Il n’est pas non plus concevable que l’ONU ou d’autres pays que les États-Unis puissent jouer un rôle de chef de file ou avoir une quelconque chance de succès pour mener à bien le travail diplomatique nécessaire. Rien ne sera possible si Washington ne prend pas les choses en main et ne fait pas comprendre à Israël qu’en tant que puissance occupante, il doit modifier sa politique et ses pratiques à l’égard des Palestiniens.

Le 6 décembre, le secrétaire général de l’ONU, Antonio Guterres, a réitéré son « appel à la déclaration d’un cessez-le-feu humanitaire ». Vendredi, au Conseil de sécurité de l’ONU, les États-Unis ont opposé leur veto à la résolution et n’ont été rejoints que par l’abstention de la Grande-Bretagne. L’administration Biden s’est ainsi liée encore davantage au massacre d’Israël à Gaza, perpétré en grande partie à l’aide de bombes fournies par les États-Unis. Le veto a encore affaibli la position politique et morale des États-Unis et a rendu plus difficile pour M. Biden d’être considéré comme un leader diplomatique crédible une fois la guerre terminée.

Jusqu’au 7 octobre, le président Biden et son équipe ont négligé les relations israélo-palestiniennes. Jusqu’à présent, tout le monde a eu la chance que la crise ne s’étende pas à toute la région, avec la possibilité d’une guerre plus large. Malgré cela, Israël et le Hezbollah en sont venus aux mains, le Yémen a essuyé quelques coups de feu et, bien que l’Iran ait pris soin de ne pas s’impliquer directement, ses mandataires en Irak et en Syrie ont été impliqués dans certains incidents.

Mais la chance n’est pas une politique. Le président doit savoir que la crise israélo-palestinienne ne pourra plus être mise de côté une fois la guerre terminée. Il doit rétablir la confiance dans la compétence stratégique des États-Unis, puis dans leur rôle d’intermédiaire honnête.

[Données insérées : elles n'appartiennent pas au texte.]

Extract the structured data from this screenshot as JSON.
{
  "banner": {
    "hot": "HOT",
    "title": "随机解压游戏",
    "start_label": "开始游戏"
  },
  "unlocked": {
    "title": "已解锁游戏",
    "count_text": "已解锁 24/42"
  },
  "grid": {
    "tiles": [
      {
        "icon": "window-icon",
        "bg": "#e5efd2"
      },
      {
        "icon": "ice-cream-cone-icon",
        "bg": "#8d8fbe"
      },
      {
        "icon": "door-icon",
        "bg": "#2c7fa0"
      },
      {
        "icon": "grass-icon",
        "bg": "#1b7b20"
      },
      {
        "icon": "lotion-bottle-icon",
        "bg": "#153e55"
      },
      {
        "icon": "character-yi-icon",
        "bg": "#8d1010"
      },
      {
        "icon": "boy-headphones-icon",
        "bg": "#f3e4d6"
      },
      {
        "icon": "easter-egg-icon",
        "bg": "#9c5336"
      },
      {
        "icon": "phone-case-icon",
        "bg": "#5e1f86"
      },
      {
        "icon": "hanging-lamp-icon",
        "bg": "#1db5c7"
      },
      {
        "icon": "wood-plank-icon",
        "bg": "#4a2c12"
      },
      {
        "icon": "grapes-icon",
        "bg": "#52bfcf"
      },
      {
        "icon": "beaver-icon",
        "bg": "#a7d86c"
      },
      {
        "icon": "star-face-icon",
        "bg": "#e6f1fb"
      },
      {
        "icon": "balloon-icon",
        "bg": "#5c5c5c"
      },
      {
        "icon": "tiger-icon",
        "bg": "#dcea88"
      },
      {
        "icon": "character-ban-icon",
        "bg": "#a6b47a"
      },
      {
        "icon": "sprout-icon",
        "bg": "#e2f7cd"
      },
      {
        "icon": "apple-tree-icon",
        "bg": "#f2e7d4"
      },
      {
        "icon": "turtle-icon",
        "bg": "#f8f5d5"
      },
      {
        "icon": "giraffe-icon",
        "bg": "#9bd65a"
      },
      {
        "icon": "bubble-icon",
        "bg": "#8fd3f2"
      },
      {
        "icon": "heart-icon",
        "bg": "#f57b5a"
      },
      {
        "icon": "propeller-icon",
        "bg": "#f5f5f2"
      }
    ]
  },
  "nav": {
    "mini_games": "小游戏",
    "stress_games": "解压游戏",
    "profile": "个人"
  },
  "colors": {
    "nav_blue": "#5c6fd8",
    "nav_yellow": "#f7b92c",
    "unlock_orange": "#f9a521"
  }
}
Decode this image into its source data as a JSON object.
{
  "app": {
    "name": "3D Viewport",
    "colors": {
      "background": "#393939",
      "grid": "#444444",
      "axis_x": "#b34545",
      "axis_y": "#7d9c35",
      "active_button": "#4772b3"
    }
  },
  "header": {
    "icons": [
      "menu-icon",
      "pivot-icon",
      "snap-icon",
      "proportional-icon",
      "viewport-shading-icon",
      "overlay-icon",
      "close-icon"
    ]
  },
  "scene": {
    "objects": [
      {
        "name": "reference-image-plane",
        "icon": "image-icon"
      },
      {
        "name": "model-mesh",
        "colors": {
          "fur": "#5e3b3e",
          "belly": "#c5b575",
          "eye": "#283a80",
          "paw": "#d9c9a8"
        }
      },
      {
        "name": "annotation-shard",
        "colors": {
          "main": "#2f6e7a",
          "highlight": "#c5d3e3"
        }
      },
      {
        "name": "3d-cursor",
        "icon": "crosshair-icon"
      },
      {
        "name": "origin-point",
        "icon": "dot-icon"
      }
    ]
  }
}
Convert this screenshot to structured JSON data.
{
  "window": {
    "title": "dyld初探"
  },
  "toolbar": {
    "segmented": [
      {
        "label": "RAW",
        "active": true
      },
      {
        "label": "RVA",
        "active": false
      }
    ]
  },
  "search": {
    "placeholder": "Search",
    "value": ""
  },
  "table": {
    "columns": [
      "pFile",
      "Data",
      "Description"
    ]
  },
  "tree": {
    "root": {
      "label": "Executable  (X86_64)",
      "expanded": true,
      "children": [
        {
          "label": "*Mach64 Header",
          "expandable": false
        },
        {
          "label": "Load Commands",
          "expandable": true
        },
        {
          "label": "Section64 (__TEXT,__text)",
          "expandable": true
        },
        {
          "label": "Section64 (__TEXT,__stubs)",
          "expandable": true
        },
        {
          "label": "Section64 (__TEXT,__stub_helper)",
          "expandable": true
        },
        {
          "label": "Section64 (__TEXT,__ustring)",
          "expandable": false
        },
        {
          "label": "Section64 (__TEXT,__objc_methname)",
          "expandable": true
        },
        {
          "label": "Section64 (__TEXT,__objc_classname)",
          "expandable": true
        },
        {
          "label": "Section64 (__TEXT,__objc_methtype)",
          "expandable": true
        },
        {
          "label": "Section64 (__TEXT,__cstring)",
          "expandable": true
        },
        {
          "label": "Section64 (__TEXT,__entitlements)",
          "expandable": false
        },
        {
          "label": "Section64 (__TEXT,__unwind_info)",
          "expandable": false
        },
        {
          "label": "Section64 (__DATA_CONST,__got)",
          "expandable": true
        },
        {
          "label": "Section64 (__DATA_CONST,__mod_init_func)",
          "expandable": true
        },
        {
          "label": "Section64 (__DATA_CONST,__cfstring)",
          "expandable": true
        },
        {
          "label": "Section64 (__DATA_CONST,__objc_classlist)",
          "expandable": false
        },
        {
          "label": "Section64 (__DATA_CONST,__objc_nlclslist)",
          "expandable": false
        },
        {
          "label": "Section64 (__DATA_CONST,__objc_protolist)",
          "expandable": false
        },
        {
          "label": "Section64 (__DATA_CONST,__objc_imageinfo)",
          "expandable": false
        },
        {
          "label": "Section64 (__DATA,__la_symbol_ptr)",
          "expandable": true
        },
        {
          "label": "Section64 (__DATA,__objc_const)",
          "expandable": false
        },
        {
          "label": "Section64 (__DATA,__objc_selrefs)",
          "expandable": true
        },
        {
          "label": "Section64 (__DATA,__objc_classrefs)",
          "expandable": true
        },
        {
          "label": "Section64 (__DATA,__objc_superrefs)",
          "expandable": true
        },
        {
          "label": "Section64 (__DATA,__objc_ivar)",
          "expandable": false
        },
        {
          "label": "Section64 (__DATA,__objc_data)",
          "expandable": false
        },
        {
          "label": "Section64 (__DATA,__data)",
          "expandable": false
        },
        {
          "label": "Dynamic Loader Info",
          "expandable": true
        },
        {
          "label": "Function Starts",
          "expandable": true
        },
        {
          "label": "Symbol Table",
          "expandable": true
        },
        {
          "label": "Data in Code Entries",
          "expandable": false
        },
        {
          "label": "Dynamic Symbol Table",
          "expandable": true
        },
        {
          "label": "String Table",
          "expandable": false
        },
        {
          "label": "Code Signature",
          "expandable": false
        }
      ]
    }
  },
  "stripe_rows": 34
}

Il doit montrer que les États-Unis feront passer leurs propres intérêts en premier, et non ceux de quelqu’un d’autre. Il doit compléter son cercle restreint de politique étrangère par des experts extérieurs en stratégie et en dynamique régionale, mais libres de tout préjugé. Et il doit être prêt à prendre des risques sur le plan de la politique intérieure américaine.

Il s’agit d’un programme difficile, mais rien de moins ne permettra au président Biden de protéger et de promouvoir les intérêts stratégiques, politiques et moraux des États-Unis.

Robert E. Hunter a été ambassadeur des États-Unis auprès de l’OTAN (1993-1998) et a fait partie du personnel du Conseil de sécurité nationale pendant toute l’administration Carter, d’abord en tant que directeur des affaires ouest-européennes, puis en tant que directeur des affaires du Moyen-Orient.